- Directed by: Lou Lombardo
- Written by: Stanley Mann (writer) Arnold Margolin (writer) Jack Trolley (screenplay)
- Based on: Kosygin is Coming (novel) by Tom Ardies
- Produced by: Elliott Kastner Jerry Bick
- Starring: George Segal Cristina Raines Denholm Elliott Gordon Jackson Peter Donat Richard Romanus
- Cinematography: Brian West
- Edited by: Richard Marden
- Music by: Michael J. Lewis
- Production companies: Bulldog ITC Films
- Distributed by: Rank Film Distribution (United Kingdom) Avco Embassy (United States)
- Release dates: 20 August 1975 (US); 2 May 1976 (UK);
- Running time: 93 minutes
- Countries: Canada United Kingdom
- Language: English

= Russian Roulette (film) =

Russian Roulette is a 1975 British-Canadian thriller film directed by Lou Lombardo and starring George Segal, Cristina Raines and Denholm Elliott. It was written by Stanley Mann, Arnold Margolin and Jack Trolley, based on the 1975 novel Kosygin is Coming by Tom Ardies.
==Plot==
Shaver, a disgraced former Royal Canadian Mounted Police officer, receives an offer to keep an eye on a Latvian dissident during an upcoming visit to Vancouver by a renegade Soviet Premier in exchange for eventually being reinstated to the force. However, upon accepting the assignment, he finds himself engulfed in a KGB conspiracy to kill the premier during his visit and must clear his own name.

==Cast==

- George Segal as Corporal Timothy Shaver
- Cristina Raines as Bogna Kirchoff
- Bo Brundin as Colonel Sergi Vostick
- Denholm Elliott as Commander Petapiece
- Gordon Jackson as Hardison
- Peter Donat as Inspector Peter McDermott
- Richard Romanus as Raymond Ragulin
- Nigel Stock as Ferguson
- Val Avery as Rudolph Henke
- Louise Fletcher as Midge
- Graham Jarvis as Bension, RCMP
- Constantine Gregory as Samuel
- Doug McGrath as Lars
- Jacques Sandulescu as Gorki, KGB Goon
- Wally Marsh as Taggart
- Hagan Beggs as Kavinsky

==Production==
The film was the directorial debut for Lombardo, who is noted primarily as a film editor. It was filmed primarily in Vancouver, where the story also took place.

==Release==
After being released theatrically in 1975, the film was released to home video on VHS in 1986, and on DVD by Shout! Factory in October 2013 as part of a double feature with Love and Bullets, a 1979 Charles Bronson thriller.

==Reception==
Jonathan Rosenbaum wrote in The Monthly Film Bulletin: "Russian Roulette is a watchable if forgettable thriller which reflects the work of Lombardo's one-time employer [Robert Altman] in only marginal respects. ... Of the actors, the only disappointment (apart from the fact that Louise Fletcher is given so little to do) is Cristina Raines: her habit in Nashville of wrinkling her nose disdainfully at nearly everything she encounters seems to have completely taken over her repertoire of responses, whether she is confronting a corpse in her bathroom or George Segal arriving late for a date, and throughout the film she remains as improbably unruffled as her suede jacket."

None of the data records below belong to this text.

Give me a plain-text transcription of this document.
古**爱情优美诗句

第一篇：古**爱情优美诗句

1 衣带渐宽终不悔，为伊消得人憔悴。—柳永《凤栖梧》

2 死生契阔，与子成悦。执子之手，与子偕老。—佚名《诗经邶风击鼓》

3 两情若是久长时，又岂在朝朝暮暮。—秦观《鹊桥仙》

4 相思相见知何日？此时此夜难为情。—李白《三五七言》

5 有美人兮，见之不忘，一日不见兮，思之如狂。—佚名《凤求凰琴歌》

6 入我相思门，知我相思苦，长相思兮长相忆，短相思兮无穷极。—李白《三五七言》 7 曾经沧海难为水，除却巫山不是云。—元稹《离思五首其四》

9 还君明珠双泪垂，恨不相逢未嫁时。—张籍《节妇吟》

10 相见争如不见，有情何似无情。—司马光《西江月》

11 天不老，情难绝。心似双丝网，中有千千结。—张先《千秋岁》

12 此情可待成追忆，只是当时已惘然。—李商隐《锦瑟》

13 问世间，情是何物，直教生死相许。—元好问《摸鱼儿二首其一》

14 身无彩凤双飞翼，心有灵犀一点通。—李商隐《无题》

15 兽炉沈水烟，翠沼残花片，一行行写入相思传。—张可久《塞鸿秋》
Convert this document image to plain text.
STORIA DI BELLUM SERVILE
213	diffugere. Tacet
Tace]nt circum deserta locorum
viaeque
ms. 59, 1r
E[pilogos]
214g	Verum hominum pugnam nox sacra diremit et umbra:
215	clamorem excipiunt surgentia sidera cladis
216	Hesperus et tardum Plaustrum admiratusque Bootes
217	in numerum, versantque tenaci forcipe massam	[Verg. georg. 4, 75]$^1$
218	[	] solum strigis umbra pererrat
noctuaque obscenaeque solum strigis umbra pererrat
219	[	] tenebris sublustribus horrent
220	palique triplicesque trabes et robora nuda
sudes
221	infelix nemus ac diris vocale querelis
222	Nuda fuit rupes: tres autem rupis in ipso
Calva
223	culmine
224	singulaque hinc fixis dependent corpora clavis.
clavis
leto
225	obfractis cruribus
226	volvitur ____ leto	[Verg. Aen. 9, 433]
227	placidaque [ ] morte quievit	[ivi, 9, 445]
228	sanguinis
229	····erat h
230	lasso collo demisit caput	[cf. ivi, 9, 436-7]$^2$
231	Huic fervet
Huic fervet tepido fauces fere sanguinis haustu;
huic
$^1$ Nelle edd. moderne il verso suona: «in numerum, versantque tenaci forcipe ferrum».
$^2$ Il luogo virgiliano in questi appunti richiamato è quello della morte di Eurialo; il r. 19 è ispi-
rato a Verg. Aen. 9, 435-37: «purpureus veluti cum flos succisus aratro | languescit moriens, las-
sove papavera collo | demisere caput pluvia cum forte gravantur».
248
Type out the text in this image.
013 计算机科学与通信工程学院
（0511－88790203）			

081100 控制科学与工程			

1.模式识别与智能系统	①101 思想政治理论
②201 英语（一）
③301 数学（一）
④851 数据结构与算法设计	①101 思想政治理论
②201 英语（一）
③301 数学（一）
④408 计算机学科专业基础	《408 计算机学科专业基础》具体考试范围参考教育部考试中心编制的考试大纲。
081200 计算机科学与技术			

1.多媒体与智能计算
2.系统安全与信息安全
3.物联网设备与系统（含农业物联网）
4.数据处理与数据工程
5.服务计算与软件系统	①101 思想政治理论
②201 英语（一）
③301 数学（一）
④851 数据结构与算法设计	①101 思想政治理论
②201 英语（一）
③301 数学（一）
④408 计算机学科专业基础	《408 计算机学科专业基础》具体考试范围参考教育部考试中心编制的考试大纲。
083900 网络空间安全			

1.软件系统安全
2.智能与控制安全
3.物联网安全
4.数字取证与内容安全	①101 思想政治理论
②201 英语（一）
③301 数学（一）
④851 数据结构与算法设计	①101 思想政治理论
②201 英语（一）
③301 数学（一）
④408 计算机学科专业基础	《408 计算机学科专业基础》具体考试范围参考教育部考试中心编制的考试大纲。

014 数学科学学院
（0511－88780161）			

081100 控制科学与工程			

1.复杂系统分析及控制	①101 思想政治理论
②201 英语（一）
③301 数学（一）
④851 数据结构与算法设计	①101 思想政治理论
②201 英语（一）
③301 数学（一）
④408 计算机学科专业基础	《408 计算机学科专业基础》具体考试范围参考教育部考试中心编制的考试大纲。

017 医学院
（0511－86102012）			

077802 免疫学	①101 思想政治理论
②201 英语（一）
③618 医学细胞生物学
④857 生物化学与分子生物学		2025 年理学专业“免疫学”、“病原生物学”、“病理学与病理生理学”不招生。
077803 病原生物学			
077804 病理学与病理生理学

Variety wrote: "A creditable directing debut by film editor Lou Lombardo, occasionally generates Day Of The Jackal type of suspense, though Segal's playing is lacklustre and supporting cast varies in quality. ... Tech credits include lenser Brian West's interesting use of Vancouver landscapes and inclement weather, brassy and somewhat overdone music by Michael J. Lewis, and effective stunt coordination by Bill Couch and Alf Joint."